La tradition est de nos jours une notion dépréciée. Heureusement, quelques passionnés savent en redonner le sens et le goût, en offrant ce qu’elle a de meilleur: l’art de l’élévation. Daniel Barenboim est de ces artistes qui abordent les partitions et les compositeurs avec respect, humilité et grandeur, que ce soit au piano ou devant un orchestre. Et le chef a trouvé dans la Staatskapelle de Berlin, qu’il dirige depuis 1992, la phalange idéale sur laquelle s’appuyer.

Avec ses 450 ans d’ancienneté, qui la désignent comme l’une des formations les plus anciennes du monde, l’ensemble symphonique et lyrique porte l’héritage musical dans son ADN. Et il parle comme personne la langue des deux créateurs à l’affiche du concert donné vendredi au Victoria Hall: Schubert et Beethoven.

Une géniale beauté

Un programme avec seulement deux œuvres hautement classiques et connues? Voilà qui semble extravagant à l’heure où le mélange des genres et les grands écarts stylistiques sont de mise. Une proposition, en somme, terriblement moderne…

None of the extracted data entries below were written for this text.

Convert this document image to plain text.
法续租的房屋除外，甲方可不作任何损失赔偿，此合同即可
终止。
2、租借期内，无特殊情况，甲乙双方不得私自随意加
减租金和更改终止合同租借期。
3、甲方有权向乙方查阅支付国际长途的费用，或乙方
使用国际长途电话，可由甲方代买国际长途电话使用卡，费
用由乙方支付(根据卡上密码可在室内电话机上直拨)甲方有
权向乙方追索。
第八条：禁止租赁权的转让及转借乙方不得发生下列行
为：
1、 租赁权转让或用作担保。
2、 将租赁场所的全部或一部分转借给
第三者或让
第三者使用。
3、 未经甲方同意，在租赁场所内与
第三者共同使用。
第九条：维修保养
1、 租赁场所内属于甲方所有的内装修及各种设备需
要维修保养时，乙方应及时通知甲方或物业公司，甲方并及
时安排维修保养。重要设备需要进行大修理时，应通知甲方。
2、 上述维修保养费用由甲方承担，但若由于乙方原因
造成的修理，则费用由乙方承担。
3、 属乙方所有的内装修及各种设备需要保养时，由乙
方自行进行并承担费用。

Mais qu’il est bon de retrouver aussi de grandes pièces du répertoire, ni historiquement informées, ni bousculées par des confrontations ou des relectures audacieuses, mais simplement délivrées dans leur géniale beauté.

Avec la 8e Symphonie «Inachevée» de Schubert et la 3e Symphonie «Eroica» de Beethoven, Barenboim n’est pas venu proposer que deux œuvres reconnaissables par leur nom. Mais confronter et relier deux univers dont l’évidence de la filiation ainsi que la communauté d’esprit et de tourments dépeignent des univers similaires d’humanité, de rapport au monde et à la vie. On a pu sentir planer l’aile de la mort sur ces deux interprétations, tournées vers d’identiques profondeur, largeur, hauteur et longueur de vue et de sentiments.

Imperfection bouleversante

Les cordes de la Staatskapelle sont à elles seules un orchestre en soi. Larges, puissantes, moirées et caressantes, les couleurs émerveillent et le ton touche. Les vents sont brillants et les timbales éclatantes. Autant d’ingrédients remarquables. Mais avec une particularité rare: l’imperfection infime qui rend le discours bouleversant.

Un trait de cor à peine imprécis par-ci ou quelques légers décalages entre les pupitres par-là font grincer les oreilles ailleurs. Pas avec l’engagement et l’affection des musiciens et de leur chef.

C’est que Barenboim, lui aussi, assume son style, «à l’ancienne». La grandeur, l’autorité tranquille mais ferme, ainsi que la recherche des lignes les plus amples et des harmonies les plus rayonnantes sont sa signature.

Sa vision musicale, qu’elle donne à Schubert des airs de Brahms, ou à Beethoven des allures brucknériennes, est trempée dans une lave venue des tréfonds de la terre. Au piano, Barenboim joue comme un orchestre. Face au groupe symphonique, il empoigne les partitions comme de l’opéra, en grand narrateur.

Des accents crépusculaires

Les pieds solidement campés au sol, comme s’il devait par eux transmettre ce que les compositeurs lui inspirent dans leur éternité, le corps presque immobile, le dos droit, les bras économes et le geste rare mais sûr et juste, le chef rassemble les énergies et les retourne comme dans un échange de jeu de balle. La confiance dans ses musiciens en est le socle. La déférence sans limites pour les créateurs en est la matière.

C’est ainsi une «Inachevée» et une «Eroica» aux accents crépusculaires qui se sont dressées, telles deux faces d’une même ode nostalgique à la vie. Aucune sécheresse dans les attaques, mais des accords largement déclamés. Une assise terrienne et minérale, sans dureté. Et des lignes opulentes, généreuses et sensuelles.

Aucune joliesse ni posture

Être pareillement ému dans deux œuvres de cette envergure montre bien que la délicatesse et la finesse ne sont pas synonymes de joliesse ou de posture. Barenboim «colle» aux notes, prend le temps de monter les arches et donne le sentiment que chacun a sa place dans la construction des édifices orchestraux.

Son apparente impassibilité ouvre d’immenses espaces où la gourmandise sonore sait renverser la statue du Commandeur. Le composé, aussi impressionnant que troublant, a fait de ce concert une inoubliable démonstration de direction classique.